La trentaine de requérants d’asile – pour la plupart déboutés de leur demande – viennent de lever leur occupation du bâtiment des arts du Grütli. Ils ont accepté de déménager à la salle du Faubourg, dans le quartier de Saint-Gervais sur proposition de la Ville de Genève. Une convention liant la Ville aux requérants devrait régler les modalités de cet hébergement temporaire, qui perdurera jusqu’au 15 août. Soutenu par un collectif, les migrants s’opposaient à leur transfert vers l’abri PC de la Gabelle à Carouge.

L’Eglise catholique romaine a donc finalement refusé de mettre l’un de ses édifices (le Sacré-Cœur à Plainpalais) à disposition des requérants d’asile.
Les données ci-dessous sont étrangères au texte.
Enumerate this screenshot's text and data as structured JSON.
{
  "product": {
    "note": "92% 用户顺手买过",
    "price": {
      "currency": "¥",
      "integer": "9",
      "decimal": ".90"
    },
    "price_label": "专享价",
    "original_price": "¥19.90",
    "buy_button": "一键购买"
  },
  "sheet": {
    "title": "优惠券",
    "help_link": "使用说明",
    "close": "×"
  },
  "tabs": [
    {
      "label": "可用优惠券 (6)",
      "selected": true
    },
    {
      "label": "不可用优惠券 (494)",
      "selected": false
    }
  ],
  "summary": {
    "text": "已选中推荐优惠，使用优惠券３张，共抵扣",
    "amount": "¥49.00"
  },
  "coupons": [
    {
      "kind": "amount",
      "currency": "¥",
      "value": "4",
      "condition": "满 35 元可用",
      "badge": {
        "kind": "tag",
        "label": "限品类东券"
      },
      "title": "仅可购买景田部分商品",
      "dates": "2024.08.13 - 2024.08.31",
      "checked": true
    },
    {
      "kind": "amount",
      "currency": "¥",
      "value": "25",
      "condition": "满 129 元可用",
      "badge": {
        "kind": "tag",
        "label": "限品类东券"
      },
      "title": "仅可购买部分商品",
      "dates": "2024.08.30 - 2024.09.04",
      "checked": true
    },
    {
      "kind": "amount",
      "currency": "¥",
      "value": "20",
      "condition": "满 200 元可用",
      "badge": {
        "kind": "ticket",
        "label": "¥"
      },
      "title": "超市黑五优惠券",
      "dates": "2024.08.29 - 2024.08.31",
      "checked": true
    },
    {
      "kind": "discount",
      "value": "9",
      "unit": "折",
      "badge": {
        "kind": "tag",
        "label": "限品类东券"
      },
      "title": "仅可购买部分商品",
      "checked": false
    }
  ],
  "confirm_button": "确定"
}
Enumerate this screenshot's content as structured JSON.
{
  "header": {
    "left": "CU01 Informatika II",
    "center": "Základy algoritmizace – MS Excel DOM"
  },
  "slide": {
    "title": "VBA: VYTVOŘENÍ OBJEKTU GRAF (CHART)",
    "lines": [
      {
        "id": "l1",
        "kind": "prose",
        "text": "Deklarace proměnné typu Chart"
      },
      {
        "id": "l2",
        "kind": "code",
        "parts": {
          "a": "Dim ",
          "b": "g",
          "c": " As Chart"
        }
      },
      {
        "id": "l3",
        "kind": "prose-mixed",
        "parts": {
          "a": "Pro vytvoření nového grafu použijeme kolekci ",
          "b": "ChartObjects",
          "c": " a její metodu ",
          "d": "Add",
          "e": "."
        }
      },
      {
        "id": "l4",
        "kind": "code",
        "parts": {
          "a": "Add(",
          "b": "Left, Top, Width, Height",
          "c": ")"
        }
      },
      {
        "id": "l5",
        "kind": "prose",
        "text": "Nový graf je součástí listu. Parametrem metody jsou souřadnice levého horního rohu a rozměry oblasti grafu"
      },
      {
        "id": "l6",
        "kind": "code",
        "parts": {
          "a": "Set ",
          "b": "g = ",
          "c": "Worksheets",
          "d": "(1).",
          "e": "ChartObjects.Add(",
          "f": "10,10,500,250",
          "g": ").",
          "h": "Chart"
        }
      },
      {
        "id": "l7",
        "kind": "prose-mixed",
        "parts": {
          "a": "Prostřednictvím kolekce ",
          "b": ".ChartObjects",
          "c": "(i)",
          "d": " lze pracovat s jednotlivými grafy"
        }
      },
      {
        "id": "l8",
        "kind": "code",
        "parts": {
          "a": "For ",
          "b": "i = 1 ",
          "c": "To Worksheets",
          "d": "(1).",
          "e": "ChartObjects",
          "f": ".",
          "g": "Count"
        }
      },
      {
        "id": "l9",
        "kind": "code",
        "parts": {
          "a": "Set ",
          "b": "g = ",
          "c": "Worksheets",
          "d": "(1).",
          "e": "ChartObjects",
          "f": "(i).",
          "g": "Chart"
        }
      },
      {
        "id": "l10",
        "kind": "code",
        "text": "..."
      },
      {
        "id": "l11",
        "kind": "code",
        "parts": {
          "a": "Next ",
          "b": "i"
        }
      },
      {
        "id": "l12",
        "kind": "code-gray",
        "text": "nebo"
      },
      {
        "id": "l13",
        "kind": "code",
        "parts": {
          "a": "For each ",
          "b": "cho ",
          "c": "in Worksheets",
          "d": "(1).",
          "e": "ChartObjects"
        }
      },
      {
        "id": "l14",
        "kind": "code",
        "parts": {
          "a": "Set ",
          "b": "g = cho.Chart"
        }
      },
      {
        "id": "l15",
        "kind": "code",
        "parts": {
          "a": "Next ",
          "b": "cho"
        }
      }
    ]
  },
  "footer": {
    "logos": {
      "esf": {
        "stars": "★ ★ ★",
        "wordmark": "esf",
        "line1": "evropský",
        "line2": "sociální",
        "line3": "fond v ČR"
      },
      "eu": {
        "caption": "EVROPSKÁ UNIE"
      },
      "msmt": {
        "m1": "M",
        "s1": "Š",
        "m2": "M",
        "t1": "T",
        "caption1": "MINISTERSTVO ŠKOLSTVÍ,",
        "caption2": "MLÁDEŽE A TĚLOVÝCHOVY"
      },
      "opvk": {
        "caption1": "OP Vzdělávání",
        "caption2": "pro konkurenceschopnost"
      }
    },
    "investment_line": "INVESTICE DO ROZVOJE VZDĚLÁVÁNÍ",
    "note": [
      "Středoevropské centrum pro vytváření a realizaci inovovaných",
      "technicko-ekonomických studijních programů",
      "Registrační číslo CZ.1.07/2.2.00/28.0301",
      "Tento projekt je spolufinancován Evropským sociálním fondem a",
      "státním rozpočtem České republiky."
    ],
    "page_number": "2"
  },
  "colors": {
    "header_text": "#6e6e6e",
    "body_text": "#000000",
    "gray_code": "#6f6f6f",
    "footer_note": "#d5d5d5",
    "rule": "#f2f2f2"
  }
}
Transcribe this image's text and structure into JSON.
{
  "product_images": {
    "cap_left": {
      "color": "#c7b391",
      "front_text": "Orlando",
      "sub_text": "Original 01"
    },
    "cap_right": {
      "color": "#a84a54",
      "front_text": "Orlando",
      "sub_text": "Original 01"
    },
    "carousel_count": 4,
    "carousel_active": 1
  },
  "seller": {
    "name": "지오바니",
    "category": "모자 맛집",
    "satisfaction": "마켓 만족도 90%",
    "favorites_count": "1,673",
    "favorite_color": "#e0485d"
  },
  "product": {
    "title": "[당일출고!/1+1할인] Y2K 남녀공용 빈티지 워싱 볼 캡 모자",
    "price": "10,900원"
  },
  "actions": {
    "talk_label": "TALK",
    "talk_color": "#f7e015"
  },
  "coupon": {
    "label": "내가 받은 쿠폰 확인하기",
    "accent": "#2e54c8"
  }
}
Approché vendredi par le médiateur et conseiller national écologiste Ueli Leuenberger ainsi que par Viviane Luisier, membre du collectif «Solidarités Tattes», Mgr Pierre Farine, ex-évêque auxiliaire à Genève, n’a pas trouvé de terrain d’entente avec la municipalité. «Nous leur avions demandé des garanties, notamment financières, visant à couvrir d’éventuels dégâts ou procédures judiciaires. Le montant que la Ville nous accordait [20 000 francs, ndlr] a été jugé trop bas.»

«L’Eglise n’a pas à se substituer aux pouvoirs publics»

«Sur les frais judiciaires, la Ville ne peut pas se substituer à un propriétaire», s’est défendu le conseiller administratif Sami Kanaan. Le magistrat et sa collègue Esther Alder n’ont pas manqué de marteler que l’exécutif avait «toléré» l’occupation du Grütli, mais que cela n’était plus possible. L’édile socialiste a également vitupéré contre le Conseil d’Etat, se déclarant «surpris de ne pas recevoir de réponse formelle» du gouvernement genevois quant à la création d’une taskforce. Si Sami Kanaan a insisté pour rappeler que le canton était seul responsable pour trouver des solutions, Mgr Farine a quant à lui indiqué que «l’Eglise n’avait pas à se substituer aux pouvoirs publics».